Grant asserts that “…research shows that people with stronger thinking and reasoning skills are also better at recognizing, understanding, and managing emotions.”  I can think of one example.

When to Take Women’s Opinions Seriously

When I was staff at a labour union, one time I was in a hotel room with a dozen colleagues drinking late into the night.  That part was normal, almost mandatory.  I was thirty, and I was talking to a serious woman who was older than me.  She made a bold statement, and I started joking about whether she was serious.  The joke was that of course she’s serious so me asking if she was serious was the ridiculous comment.

The woman interpreted that I was making fun of her credibility, and her voice became stern. She cautioned that she had a lot of seniority, and that I was only temporary staff, and that if I crossed her she would break me in two.  It seemed like bullying, and after she went on like this for several minutes I committed not to trifle with her.

The next morning, we were all sober and showered, and I met her at the coffee station.  She was sheepish and asked if she owed me an apology.  I said it depends.  I asked her if twenty years ago, did men using humor to keep women down?  Yes, she said, that used to be very common and it still happens to this day.  Then I asked, did she think that’s what I was doing?  Yes, she said, that was her concern.  I commented that she was a good-looking blonde woman in her forties, emphasizing that I wasn’t coming on to her.  So, she would have been a very good looking blonde woman in her twenties, trying to be taken seriously, in the 1980s when all of the harassment rules were still being sorted out.  Was that tough for her?  Yes, she said, it was, and she was one of the ones sorting out the rules.

I clarified that I was not trying to make her less important than me and I understood why she reacted the way she did.  I asserted that she had given me helpful feedback, and an apology wasn’t warranted.  As for the harsh tone, we would chalk it up to the drinking.  From then onward I was respectful and formal with her, and she was a little more relaxed when we talked. A few years later she was in charge of the entire office.

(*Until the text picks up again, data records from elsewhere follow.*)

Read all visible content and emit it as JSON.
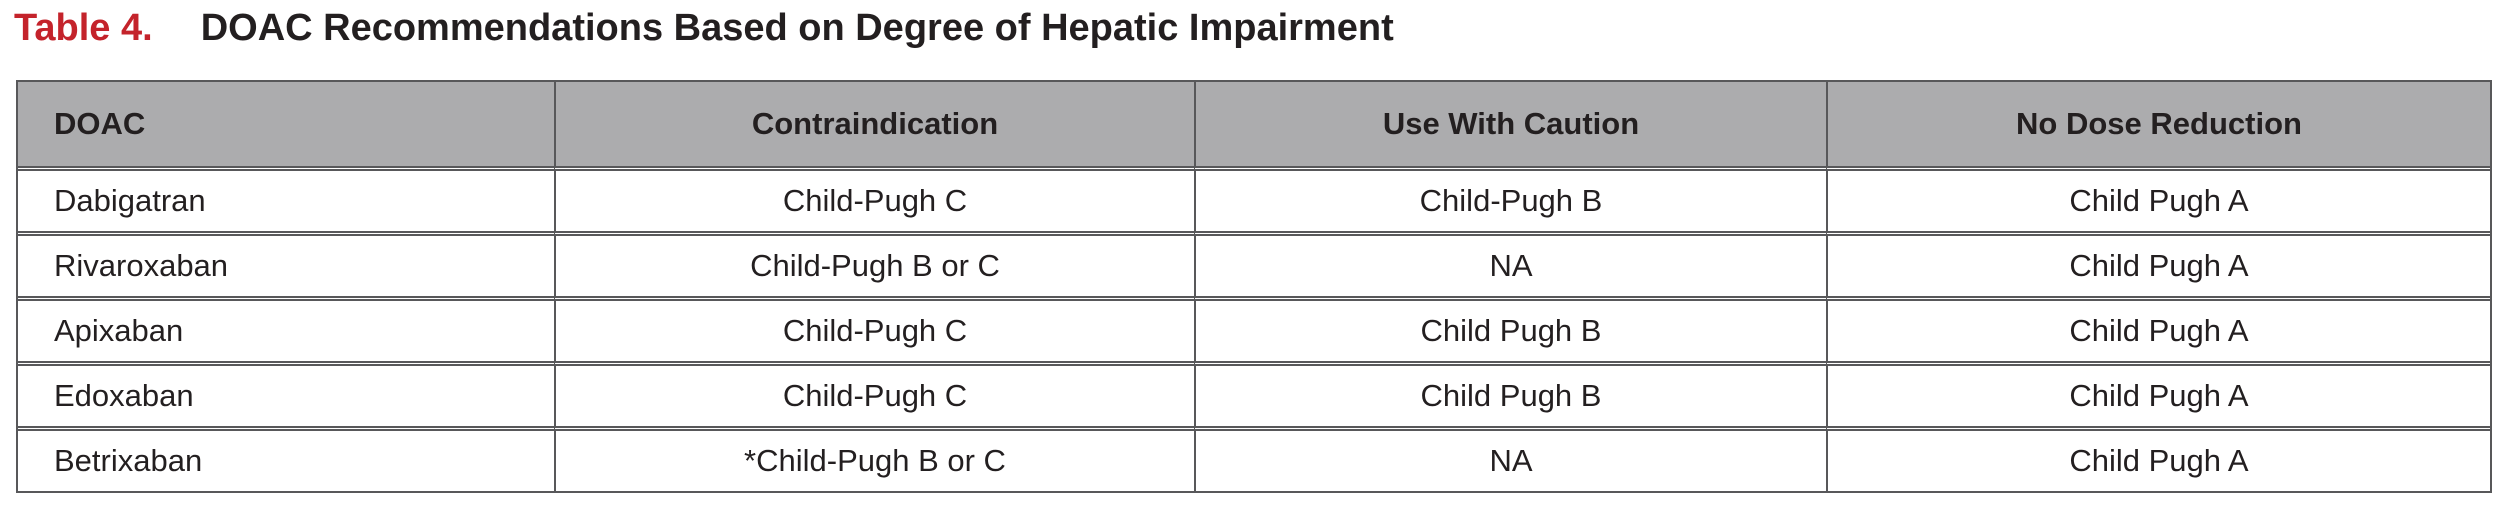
{
  "title": {
    "label": "Table 4.",
    "text": "DOAC Recommendations Based on Degree of Hepatic Impairment"
  },
  "colors": {
    "title_label": "#c4232b",
    "header_bg": "#acacae",
    "border": "#58585a",
    "text": "#231f20"
  },
  "table": {
    "columns": [
      "DOAC",
      "Contraindication",
      "Use With Caution",
      "No Dose Reduction"
    ],
    "rows": [
      [
        "Dabigatran",
        "Child-Pugh C",
        "Child-Pugh B",
        "Child Pugh A"
      ],
      [
        "Rivaroxaban",
        "Child-Pugh B or C",
        "NA",
        "Child Pugh A"
      ],
      [
        "Apixaban",
        "Child-Pugh C",
        "Child Pugh B",
        "Child Pugh A"
      ],
      [
        "Edoxaban",
        "Child-Pugh C",
        "Child Pugh B",
        "Child Pugh A"
      ],
      [
        "Betrixaban",
        "*Child-Pugh B or C",
        "NA",
        "Child Pugh A"
      ]
    ]
  }
}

Logic and Emotion Are a False Dichotomy

It may seem like I was being socially-aware.  However, I had read hundreds of pages of case law in graduate school about harassment in the workplace, mostly describing mishaps from prior decades.  And I know from observing social criticism that jokes are troublesome between people who are sorting out who is in charge, with joking put-downs being particularly painful.  In order to get along we need to perceive power imbalance, develop a sense of fair-play between unequals, and be sincere in our efforts.  My mental processing was logical.  Or rather, I think I was logical.

If we apply judgmental filters to everything we see, we will usually see a lot more of that one thing we’re looking for.  When you’re in a crowd looking for a family member who is “wearing yellow” you see yellow garments everywhere.  The same also goes for judging social interactions on a logical filter or an emotional filter.  It’s not always true that we make things more human by putting more emotion into them.  Our circumstances, our personal history, and our amount of spare time can have an outsized impact on how we react and interact.  Filters limit our perceptions and reduce our flexibility to decide what to change.

In your adventures as a people leader, a non-judgmental mindset can open you to analytics that offer a steady stream of logical insights.  But I assure you, the logic only gets you so far until you stumble onto the stories, the feelings, and the many universes of unique individuals.  To get the most out of people and make them feel right about it, let them tell you their facts and feelings.  But remember, you don’t need to categorize their hopes and dreams.  You need to cherish the whole person who delivers their best, while they’re just being themselves.

It feels better that way.  That’s what the research would say… I think.